There are limitations to the present study. Private and Medicare insurance claims data were used to assess receipt of CRC screening. Individuals with Medicaid were excluded from the analysis because their insurance claims data was not available over the entire study period, which may bias the sample in the present study toward older and higher-income individuals. The study sample also excluded uninsured individuals and a small portion of the market with private insurance. Therefore, results from the study may not be generalizable to the total population age-eligible for CRC screening in North Carolina or to other populations. Comparison of the age and sex composition of the sample in the present study to the total population age-eligible for CRC screening in North Carolina over the same study period suggests the present study sample was more representative of older adults [34]. Also, this study sample of older adults had a relatively low number of comorbidities [35, 36]. In North Carolina, an estimated 83% of adults aged 65 and older have at least one chronic disease [37]. We also used the more conservative one-year screening interval recommended by the US Preventive Services Task Force at the time of the study to determine whether or not an individual was up-to-date when using stool DNA tests. This may have biased the results to indicate that a greater percentage of people using stool DNA were not up-to-date; however, a very small percentage (0.2%) of the sample used stool DNA tests in the study.
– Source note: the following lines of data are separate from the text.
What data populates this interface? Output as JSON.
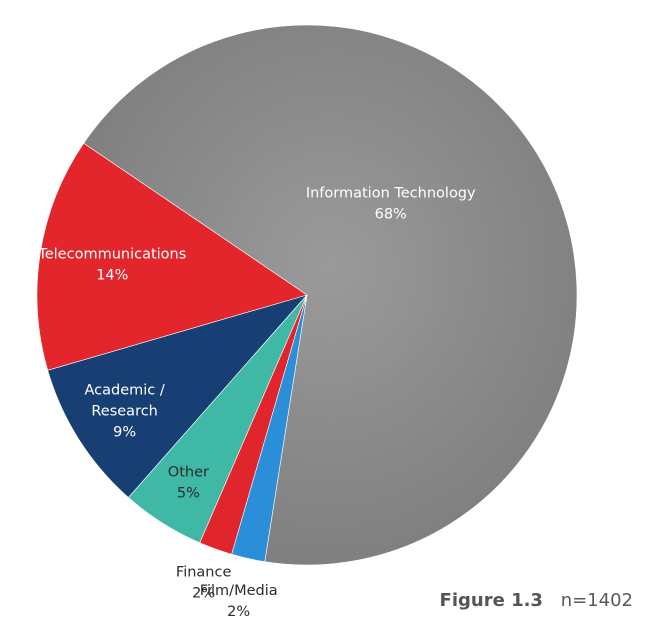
{
  "chart_data": {
    "type": "pie",
    "categories": [
      "Information Technology",
      "Telecommunications",
      "Academic / Research",
      "Other",
      "Finance",
      "Film/Media"
    ],
    "label_lines": [
      [
        "Information Technology"
      ],
      [
        "Telecommunications"
      ],
      [
        "Academic /",
        "Research"
      ],
      [
        "Other"
      ],
      [
        "Finance"
      ],
      [
        "Film/Media"
      ]
    ],
    "values": [
      68,
      14,
      9,
      5,
      2,
      2
    ],
    "value_labels": [
      "68%",
      "14%",
      "9%",
      "5%",
      "2%",
      "2%"
    ],
    "colors": [
      "#8e8e8e",
      "#e2262b",
      "#173f73",
      "#3fb8a6",
      "#e0262c",
      "#2a8fd8"
    ],
    "legend": "none"
  },
  "caption": {
    "figure": "Figure 1.3",
    "note": "n=1402"
  }
}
Overall, the present study found relatively high rates of being up-to-date with CRC screening among Medicare and privately insured persons in North Carolina. Nonetheless, rates varied significantly according to demographic characteristics at individual- and county-levels, raising concern that differences in screening may lead to demographic and geographic disparities in CRC-related morbidity and mortality. To increase CRC screening rates and reduce disparities, interventions should target populations identified in the present study with lower screening rates, such as those who have who have not had a recent primary care visit or live in counties with lower socioeconomic status.